What surprised me the most in this course was the emphasis on simplicity. Whenever I thought about systems before, I usually focused on how complicated they are and how different bigger systems are from smaller, less organized ones. It was strange in some ways, talking about how complex systems are the result of simple interactions among simple elements. It cleared up some confusion on my end and I think that it gave me a new way of seeing the world more clearly. It made me realize that having too complicated a set up doesn't work; elegance is the key. Complicated models are unappealing and systems fall apart if the individual interactions are too complex (or at least that's my understanding; feel free to refute it).
What we talked about also really helped to frame many of my interests. I've always had a hard time explaining to people why I liked biology so much; I would talk about how life organizes itself on the cellular, organismal and ecological levels and how each part affects the whole without the whole being the sum of the parts. I would touch on a lot of topics we talked about without giving them a proper context or explaining how they were connected. Perhaps the best thing this course has given me is the right vernacular; knowing the name of what one is interested in generally helps.

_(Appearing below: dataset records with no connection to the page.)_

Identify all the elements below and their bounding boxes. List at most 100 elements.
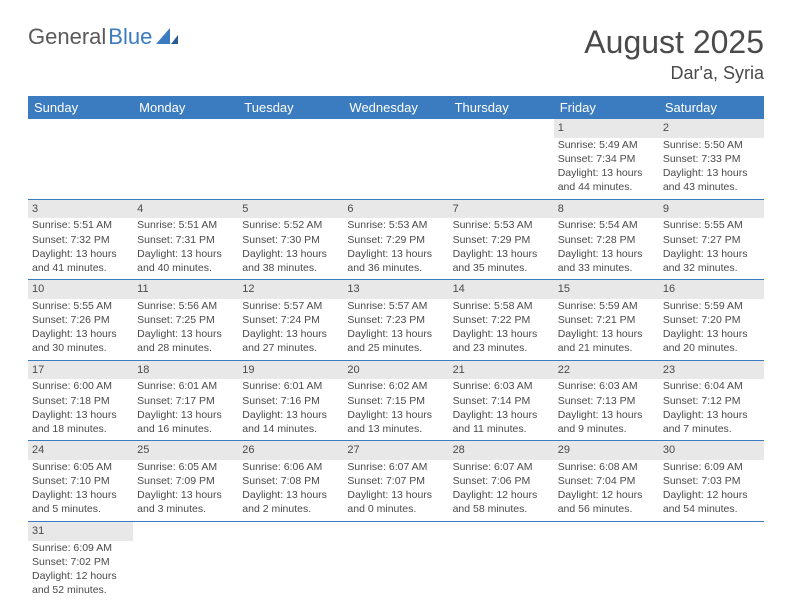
- day-number: 31: [28, 522, 133, 541]
- daylight-text: Daylight: 13 hours and 41 minutes.: [32, 247, 129, 275]
- sunrise-text: Sunrise: 5:53 AM: [453, 218, 550, 232]
- calendar-week: 1Sunrise: 5:49 AMSunset: 7:34 PMDaylight…: [28, 119, 764, 199]
- calendar-head: SundayMondayTuesdayWednesdayThursdayFrid…: [28, 96, 764, 119]
- daylight-text: Daylight: 13 hours and 44 minutes.: [558, 166, 655, 194]
- day-number: 18: [133, 361, 238, 380]
- calendar-cell: 14Sunrise: 5:58 AMSunset: 7:22 PMDayligh…: [449, 280, 554, 361]
- sunset-text: Sunset: 7:23 PM: [347, 313, 444, 327]
- daylight-text: Daylight: 13 hours and 25 minutes.: [347, 327, 444, 355]
- daylight-text: Daylight: 12 hours and 52 minutes.: [32, 569, 129, 597]
- daylight-text: Daylight: 12 hours and 54 minutes.: [663, 488, 760, 516]
- calendar-cell: 25Sunrise: 6:05 AMSunset: 7:09 PMDayligh…: [133, 441, 238, 522]
- day-header: Wednesday: [343, 96, 448, 119]
- daylight-text: Daylight: 13 hours and 11 minutes.: [453, 408, 550, 436]
- calendar-cell: 29Sunrise: 6:08 AMSunset: 7:04 PMDayligh…: [554, 441, 659, 522]
- calendar-cell: 2Sunrise: 5:50 AMSunset: 7:33 PMDaylight…: [659, 119, 764, 199]
- sunset-text: Sunset: 7:21 PM: [558, 313, 655, 327]
- sunset-text: Sunset: 7:04 PM: [558, 474, 655, 488]
- day-header: Sunday: [28, 96, 133, 119]
- calendar-cell: 5Sunrise: 5:52 AMSunset: 7:30 PMDaylight…: [238, 199, 343, 280]
- day-header: Saturday: [659, 96, 764, 119]
- sunset-text: Sunset: 7:07 PM: [347, 474, 444, 488]
- sunset-text: Sunset: 7:26 PM: [32, 313, 129, 327]
- day-header: Friday: [554, 96, 659, 119]
- daylight-text: Daylight: 12 hours and 56 minutes.: [558, 488, 655, 516]
- calendar-cell: [133, 119, 238, 199]
- daylight-text: Daylight: 13 hours and 28 minutes.: [137, 327, 234, 355]
- sunset-text: Sunset: 7:32 PM: [32, 233, 129, 247]
- calendar-body: 1Sunrise: 5:49 AMSunset: 7:34 PMDaylight…: [28, 119, 764, 601]
- sunrise-text: Sunrise: 6:05 AM: [137, 460, 234, 474]
- day-number: 20: [343, 361, 448, 380]
- calendar-cell: 3Sunrise: 5:51 AMSunset: 7:32 PMDaylight…: [28, 199, 133, 280]
- sunrise-text: Sunrise: 5:56 AM: [137, 299, 234, 313]
- calendar-cell: 1Sunrise: 5:49 AMSunset: 7:34 PMDaylight…: [554, 119, 659, 199]
- daylight-text: Daylight: 13 hours and 7 minutes.: [663, 408, 760, 436]
- sunset-text: Sunset: 7:30 PM: [242, 233, 339, 247]
- sunset-text: Sunset: 7:18 PM: [32, 394, 129, 408]
- sunrise-text: Sunrise: 6:07 AM: [453, 460, 550, 474]
- sunset-text: Sunset: 7:03 PM: [663, 474, 760, 488]
- sunset-text: Sunset: 7:20 PM: [663, 313, 760, 327]
- calendar-cell: [343, 119, 448, 199]
- day-number: 10: [28, 280, 133, 299]
- calendar-cell: 7Sunrise: 5:53 AMSunset: 7:29 PMDaylight…: [449, 199, 554, 280]
- calendar-cell: 15Sunrise: 5:59 AMSunset: 7:21 PMDayligh…: [554, 280, 659, 361]
- calendar-cell: 17Sunrise: 6:00 AMSunset: 7:18 PMDayligh…: [28, 360, 133, 441]
- sunrise-text: Sunrise: 5:55 AM: [663, 218, 760, 232]
- day-number: 23: [659, 361, 764, 380]
- sunrise-text: Sunrise: 5:54 AM: [558, 218, 655, 232]
- day-number: 29: [554, 441, 659, 460]
- day-header: Thursday: [449, 96, 554, 119]
- sunrise-text: Sunrise: 6:06 AM: [242, 460, 339, 474]
- sunrise-text: Sunrise: 6:09 AM: [32, 541, 129, 555]
- day-number: 16: [659, 280, 764, 299]
- day-number: 6: [343, 200, 448, 219]
- sunset-text: Sunset: 7:22 PM: [453, 313, 550, 327]
- calendar-cell: 22Sunrise: 6:03 AMSunset: 7:13 PMDayligh…: [554, 360, 659, 441]
- calendar-cell: [554, 521, 659, 601]
- logo-text-blue: Blue: [108, 24, 152, 50]
- sunset-text: Sunset: 7:14 PM: [453, 394, 550, 408]
- sunset-text: Sunset: 7:24 PM: [242, 313, 339, 327]
- calendar-cell: 28Sunrise: 6:07 AMSunset: 7:06 PMDayligh…: [449, 441, 554, 522]
- sunrise-text: Sunrise: 5:55 AM: [32, 299, 129, 313]
- daylight-text: Daylight: 13 hours and 2 minutes.: [242, 488, 339, 516]
- daylight-text: Daylight: 13 hours and 30 minutes.: [32, 327, 129, 355]
- sunrise-text: Sunrise: 6:03 AM: [558, 379, 655, 393]
- daylight-text: Daylight: 13 hours and 5 minutes.: [32, 488, 129, 516]
- calendar-week: 17Sunrise: 6:00 AMSunset: 7:18 PMDayligh…: [28, 360, 764, 441]
- calendar-cell: 4Sunrise: 5:51 AMSunset: 7:31 PMDaylight…: [133, 199, 238, 280]
- day-number: 8: [554, 200, 659, 219]
- sunset-text: Sunset: 7:02 PM: [32, 555, 129, 569]
- sunrise-text: Sunrise: 5:49 AM: [558, 138, 655, 152]
- calendar-cell: 20Sunrise: 6:02 AMSunset: 7:15 PMDayligh…: [343, 360, 448, 441]
- sunrise-text: Sunrise: 6:05 AM: [32, 460, 129, 474]
- sunset-text: Sunset: 7:17 PM: [137, 394, 234, 408]
- sunset-text: Sunset: 7:29 PM: [347, 233, 444, 247]
- day-number: 21: [449, 361, 554, 380]
- sunset-text: Sunset: 7:08 PM: [242, 474, 339, 488]
- title-block: August 2025 Dar'a, Syria: [584, 24, 764, 84]
- calendar-cell: 9Sunrise: 5:55 AMSunset: 7:27 PMDaylight…: [659, 199, 764, 280]
- sunset-text: Sunset: 7:16 PM: [242, 394, 339, 408]
- calendar-cell: [238, 521, 343, 601]
- day-header: Monday: [133, 96, 238, 119]
- calendar-week: 10Sunrise: 5:55 AMSunset: 7:26 PMDayligh…: [28, 280, 764, 361]
- calendar-cell: [449, 119, 554, 199]
- calendar-week: 24Sunrise: 6:05 AMSunset: 7:10 PMDayligh…: [28, 441, 764, 522]
- sunrise-text: Sunrise: 6:07 AM: [347, 460, 444, 474]
- sunrise-text: Sunrise: 6:01 AM: [137, 379, 234, 393]
- sunset-text: Sunset: 7:15 PM: [347, 394, 444, 408]
- sunset-text: Sunset: 7:25 PM: [137, 313, 234, 327]
- day-number: 9: [659, 200, 764, 219]
- sunset-text: Sunset: 7:10 PM: [32, 474, 129, 488]
- sunrise-text: Sunrise: 6:03 AM: [453, 379, 550, 393]
- sunrise-text: Sunrise: 6:09 AM: [663, 460, 760, 474]
- calendar-cell: 21Sunrise: 6:03 AMSunset: 7:14 PMDayligh…: [449, 360, 554, 441]
- daylight-text: Daylight: 13 hours and 21 minutes.: [558, 327, 655, 355]
- daylight-text: Daylight: 13 hours and 36 minutes.: [347, 247, 444, 275]
- day-number: 11: [133, 280, 238, 299]
- calendar-cell: 12Sunrise: 5:57 AMSunset: 7:24 PMDayligh…: [238, 280, 343, 361]
- daylight-text: Daylight: 13 hours and 23 minutes.: [453, 327, 550, 355]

I'm not sure if I'm ready to go beyond emergence. While there are some things that it can't explain, it helps to give perspective on a lot of problems we face today. It's so difficult to incorporate different view points and approaches into one's own explorations; it's not as easy as switching gears while driving. We tend to get stuck in one way of thinking and it's hard to realize it and stop it. I liked this class so much because it had such a different approach and many of the thoughts that I've been chewing on for a long time were articulated so well and expanded upon. There won't ever be a grand unified theory, but we can dig ourselves out of the hole we're in by looking at approaches like these and going even further.